Black and white photograph of Olive Peat (nee Matthews), aged 19, in her army uniform in 1942.Olive Peat
"A lot of us, it was getting out of doing housework for $5 a month. That was the truth. That’s what we did. We worked for $5 a month and got Wednesday afternoon off"
I’m Olive Matthews, Olive May Matthews, Peat is my married name and I was born in Emerson, Manitoba, 1923. I guess I joined because my two brothers had been taken POWs in Hong Kong, and I never got to see them before they left. And so I joined up.
Jeez, we all wanted to go, and we had, I had gained the rank of sergeant because I was a sergeant in that company and, but you had to revert to the rank of private to go overseas because you were joining another army. But I finally got my stripes back after two, or nearly two years overseas.
We spent a little bit of orientation at Camp Aldershot in England. That’s where we went to and we were there for about three weeks or two weeks I guess, something like that. I can’t remember how long. And then I was based, posted, to what they called MS4A in CMHQ in London, England, at Canada House. That’s where CMHQ was, right at Trafalgar Square. And that’s where I served all the time.
I was a clerk. Clerk typist. Five or six clerks in every office and I did typing and, but mostly, I kept track of all the military officers that were overseas and we just did the officers, we didn’t do the other ranks, like the NCOs and that, we didn’t do them.

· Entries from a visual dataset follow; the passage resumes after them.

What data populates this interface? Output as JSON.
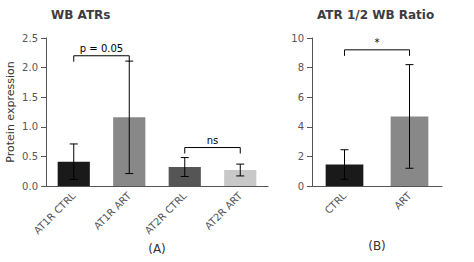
{
  "chart_data": [
    {
      "type": "bar",
      "title": "WB ATRs",
      "ylabel": "Protein expression",
      "xlabel": "(A)",
      "categories": [
        "AT1R CTRL",
        "AT1R ART",
        "AT2R CTRL",
        "AT2R ART"
      ],
      "values": [
        0.41,
        1.16,
        0.32,
        0.27
      ],
      "errors": [
        0.3,
        0.95,
        0.16,
        0.1
      ],
      "colors": [
        "#1a1a1a",
        "#888888",
        "#555555",
        "#c8c8c8"
      ],
      "ylim": [
        0,
        2.5
      ],
      "yticks": [
        {
          "value": 0,
          "label": "0.0"
        },
        0.5,
        {
          "value": 1,
          "label": "1.0"
        },
        1.5,
        {
          "value": 2,
          "label": "2.0"
        },
        2.5
      ],
      "grid": false,
      "annotations": [
        {
          "text": "p = 0.05",
          "from": "AT1R CTRL",
          "to": "AT1R ART",
          "y": 2.2
        },
        {
          "text": "ns",
          "from": "AT2R CTRL",
          "to": "AT2R ART",
          "y": 0.65
        }
      ]
    },
    {
      "type": "bar",
      "title": "ATR 1/2 WB Ratio",
      "xlabel": "(B)",
      "categories": [
        "CTRL",
        "ART"
      ],
      "values": [
        1.45,
        4.7
      ],
      "errors": [
        1.0,
        3.5
      ],
      "colors": [
        "#1a1a1a",
        "#888888"
      ],
      "ylim": [
        0,
        10
      ],
      "yticks": [
        0,
        2,
        4,
        6,
        8,
        10
      ],
      "grid": false,
      "annotations": [
        {
          "text": "*",
          "from": "CTRL",
          "to": "ART",
          "y": 9.2
        }
      ]
    }
  ]
}
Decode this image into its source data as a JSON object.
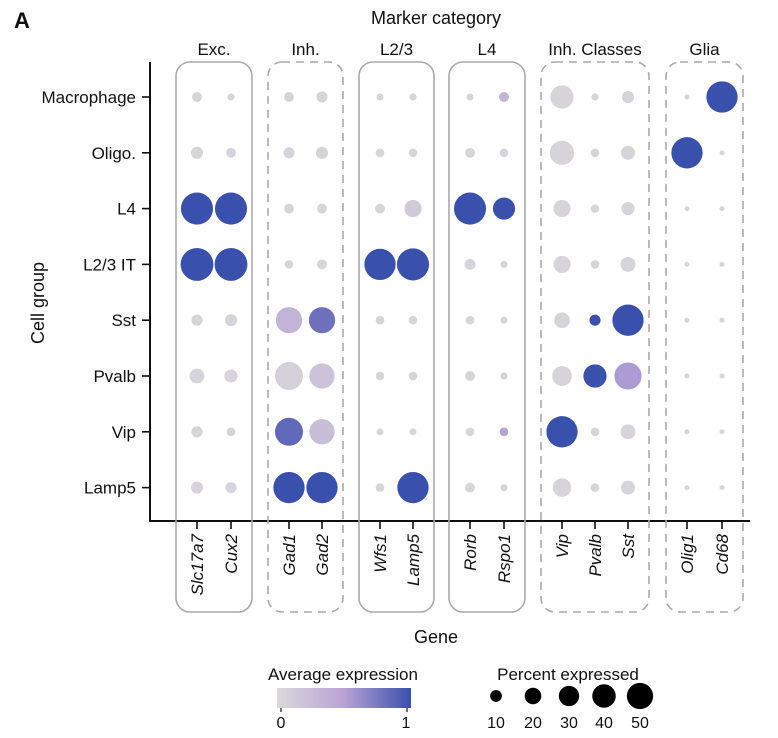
{
  "panel_label": "A",
  "chart_data": {
    "type": "dotplot",
    "title": "Marker category",
    "xlabel": "Gene",
    "ylabel": "Cell group",
    "groups": [
      {
        "name": "Exc.",
        "genes": [
          "Slc17a7",
          "Cux2"
        ],
        "border": "solid"
      },
      {
        "name": "Inh.",
        "genes": [
          "Gad1",
          "Gad2"
        ],
        "border": "dashed"
      },
      {
        "name": "L2/3",
        "genes": [
          "Wfs1",
          "Lamp5"
        ],
        "border": "solid"
      },
      {
        "name": "L4",
        "genes": [
          "Rorb",
          "Rspo1"
        ],
        "border": "solid"
      },
      {
        "name": "Inh. Classes",
        "genes": [
          "Vip",
          "Pvalb",
          "Sst"
        ],
        "border": "dashed"
      },
      {
        "name": "Glia",
        "genes": [
          "Olig1",
          "Cd68"
        ],
        "border": "dashed"
      }
    ],
    "genes": [
      "Slc17a7",
      "Cux2",
      "Gad1",
      "Gad2",
      "Wfs1",
      "Lamp5",
      "Rorb",
      "Rspo1",
      "Vip",
      "Pvalb",
      "Sst",
      "Olig1",
      "Cd68"
    ],
    "cell_groups": [
      "Macrophage",
      "Oligo.",
      "L4",
      "L2/3 IT",
      "Sst",
      "Pvalb",
      "Vip",
      "Lamp5"
    ],
    "pct": [
      [
        4,
        2,
        4,
        5,
        2,
        2,
        2,
        4,
        22,
        2,
        6,
        1,
        40
      ],
      [
        6,
        4,
        5,
        6,
        3,
        3,
        4,
        3,
        24,
        3,
        8,
        40,
        1
      ],
      [
        42,
        42,
        4,
        4,
        4,
        12,
        42,
        20,
        12,
        3,
        7,
        1,
        1
      ],
      [
        44,
        44,
        3,
        4,
        40,
        42,
        5,
        2,
        12,
        3,
        9,
        1,
        1
      ],
      [
        5,
        6,
        28,
        28,
        3,
        3,
        3,
        2,
        10,
        5,
        40,
        1,
        1
      ],
      [
        9,
        7,
        32,
        26,
        3,
        3,
        4,
        2,
        16,
        22,
        30,
        1,
        1
      ],
      [
        5,
        3,
        32,
        26,
        2,
        2,
        3,
        3,
        40,
        3,
        9,
        1,
        1
      ],
      [
        6,
        5,
        40,
        40,
        3,
        40,
        4,
        2,
        14,
        3,
        8,
        1,
        1
      ]
    ],
    "avg": [
      [
        0.05,
        0.05,
        0.05,
        0.05,
        0.05,
        0.05,
        0.05,
        0.35,
        0.05,
        0.05,
        0.05,
        0.05,
        1.0
      ],
      [
        0.05,
        0.05,
        0.05,
        0.05,
        0.05,
        0.05,
        0.05,
        0.05,
        0.05,
        0.05,
        0.05,
        1.0,
        0.05
      ],
      [
        1.0,
        1.0,
        0.05,
        0.05,
        0.05,
        0.15,
        1.0,
        1.0,
        0.05,
        0.05,
        0.05,
        0.05,
        0.05
      ],
      [
        1.0,
        1.0,
        0.05,
        0.05,
        1.0,
        1.0,
        0.05,
        0.05,
        0.05,
        0.05,
        0.05,
        0.05,
        0.05
      ],
      [
        0.05,
        0.05,
        0.35,
        0.8,
        0.05,
        0.05,
        0.05,
        0.05,
        0.05,
        1.0,
        1.0,
        0.05,
        0.05
      ],
      [
        0.05,
        0.05,
        0.08,
        0.2,
        0.05,
        0.05,
        0.05,
        0.05,
        0.05,
        1.0,
        0.55,
        0.05,
        0.05
      ],
      [
        0.05,
        0.05,
        0.85,
        0.25,
        0.05,
        0.05,
        0.05,
        0.5,
        1.0,
        0.05,
        0.05,
        0.05,
        0.05
      ],
      [
        0.05,
        0.05,
        1.0,
        1.0,
        0.05,
        1.0,
        0.05,
        0.05,
        0.05,
        0.05,
        0.05,
        0.05,
        0.05
      ]
    ],
    "color_legend": {
      "title": "Average expression",
      "min_label": "0",
      "max_label": "1",
      "low_color": "#d9d9d9",
      "mid_color": "#b9a2d6",
      "high_color": "#3a50ad"
    },
    "size_legend": {
      "title": "Percent expressed",
      "values": [
        10,
        20,
        30,
        40,
        50
      ]
    },
    "grid": false
  }
}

We just did the officers.
A lot of us, it was getting out of doing housework for $5 a month. That was the truth. That’s what we did. We worked for $5 a month and got Wednesday afternoon off or Thursday afternoon was maid’s day off. And I went over in October ’44 and I was there from ’44 until I came back in May ’46.
Anybody wanted to know where an officer was, they phoned our office. And you know what Part Two Orders are? Well, you get Part One Orders and that’s just things that are going on daily. Part Two Orders is when you’re taken on strength of one unit, struck off strength of another and you’re killed in action, injured in action, missing in action and that’s what we had to write in on these little strips, they were about that long. And they were what they called a RODA . And we had to keep changing those as the Part Two Orders came in. We had, like we had every, all, all the officers listed, you see, and that’s what we did, we looked after. So if anybody wanted the most recent location of an, of an officer, they come to our department.

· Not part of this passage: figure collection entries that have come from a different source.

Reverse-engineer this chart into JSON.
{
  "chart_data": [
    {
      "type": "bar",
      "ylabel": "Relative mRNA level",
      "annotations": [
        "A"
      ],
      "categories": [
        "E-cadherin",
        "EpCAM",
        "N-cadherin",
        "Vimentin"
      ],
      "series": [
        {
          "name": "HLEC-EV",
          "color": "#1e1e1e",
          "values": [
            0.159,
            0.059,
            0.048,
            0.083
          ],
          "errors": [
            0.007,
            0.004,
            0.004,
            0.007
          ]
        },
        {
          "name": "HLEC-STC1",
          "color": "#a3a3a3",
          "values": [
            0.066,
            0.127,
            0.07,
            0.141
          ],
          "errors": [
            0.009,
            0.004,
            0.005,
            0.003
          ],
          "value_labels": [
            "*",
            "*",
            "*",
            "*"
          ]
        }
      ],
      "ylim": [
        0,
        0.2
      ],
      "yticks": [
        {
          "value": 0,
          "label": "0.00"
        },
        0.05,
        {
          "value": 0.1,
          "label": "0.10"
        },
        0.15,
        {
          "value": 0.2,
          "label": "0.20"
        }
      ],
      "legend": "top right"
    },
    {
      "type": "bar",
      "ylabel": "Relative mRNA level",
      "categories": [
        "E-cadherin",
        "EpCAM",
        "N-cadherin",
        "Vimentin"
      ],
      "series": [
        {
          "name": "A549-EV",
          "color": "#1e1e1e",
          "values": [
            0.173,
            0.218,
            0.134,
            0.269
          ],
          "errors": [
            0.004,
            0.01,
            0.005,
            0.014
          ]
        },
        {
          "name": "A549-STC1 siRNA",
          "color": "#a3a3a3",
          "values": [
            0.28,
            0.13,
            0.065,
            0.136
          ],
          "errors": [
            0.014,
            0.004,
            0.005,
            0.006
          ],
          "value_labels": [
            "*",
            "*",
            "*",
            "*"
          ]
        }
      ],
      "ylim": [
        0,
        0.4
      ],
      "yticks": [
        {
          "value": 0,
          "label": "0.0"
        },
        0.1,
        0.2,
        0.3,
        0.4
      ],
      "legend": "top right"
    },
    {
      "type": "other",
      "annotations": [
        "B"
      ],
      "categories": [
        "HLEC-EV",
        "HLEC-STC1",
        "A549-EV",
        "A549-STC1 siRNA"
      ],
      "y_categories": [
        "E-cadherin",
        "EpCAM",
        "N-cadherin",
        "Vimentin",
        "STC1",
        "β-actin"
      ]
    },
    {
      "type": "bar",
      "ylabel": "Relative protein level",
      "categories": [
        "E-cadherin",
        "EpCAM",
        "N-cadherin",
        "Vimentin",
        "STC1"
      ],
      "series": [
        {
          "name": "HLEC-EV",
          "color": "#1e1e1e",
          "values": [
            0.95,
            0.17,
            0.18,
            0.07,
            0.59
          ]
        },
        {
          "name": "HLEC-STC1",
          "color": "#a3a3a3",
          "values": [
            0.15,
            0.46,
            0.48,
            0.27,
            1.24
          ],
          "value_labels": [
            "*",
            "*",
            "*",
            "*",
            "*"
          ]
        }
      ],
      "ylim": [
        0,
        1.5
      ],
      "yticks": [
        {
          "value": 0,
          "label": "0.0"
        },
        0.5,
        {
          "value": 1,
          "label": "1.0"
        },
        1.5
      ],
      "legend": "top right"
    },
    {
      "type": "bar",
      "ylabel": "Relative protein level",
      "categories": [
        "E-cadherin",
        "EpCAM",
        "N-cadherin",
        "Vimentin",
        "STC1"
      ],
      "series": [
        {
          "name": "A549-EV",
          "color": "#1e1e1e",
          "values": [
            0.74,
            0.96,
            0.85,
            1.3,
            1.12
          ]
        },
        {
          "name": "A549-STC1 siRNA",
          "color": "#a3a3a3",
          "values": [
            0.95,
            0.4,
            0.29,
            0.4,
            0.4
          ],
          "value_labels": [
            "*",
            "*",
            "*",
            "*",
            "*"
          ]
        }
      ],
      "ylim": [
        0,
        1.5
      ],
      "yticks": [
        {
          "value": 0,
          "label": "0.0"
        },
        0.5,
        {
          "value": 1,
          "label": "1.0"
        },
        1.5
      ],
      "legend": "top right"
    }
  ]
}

And like every company or every unit, like you know, red, Army Service Corps or the Regina Rifles or something like that, every one of those units put out their own Part Two Orders. And it was Part Two Orders and we’d come in and we’d have stacks of Part Two Orders like that come in, because they wouldn’t be able to get shipped and then all of a sudden, we’d get a big stack of them like that. And then we’d have to stay and do those and we’d work until 11:00 at night lots of times. And no overtime.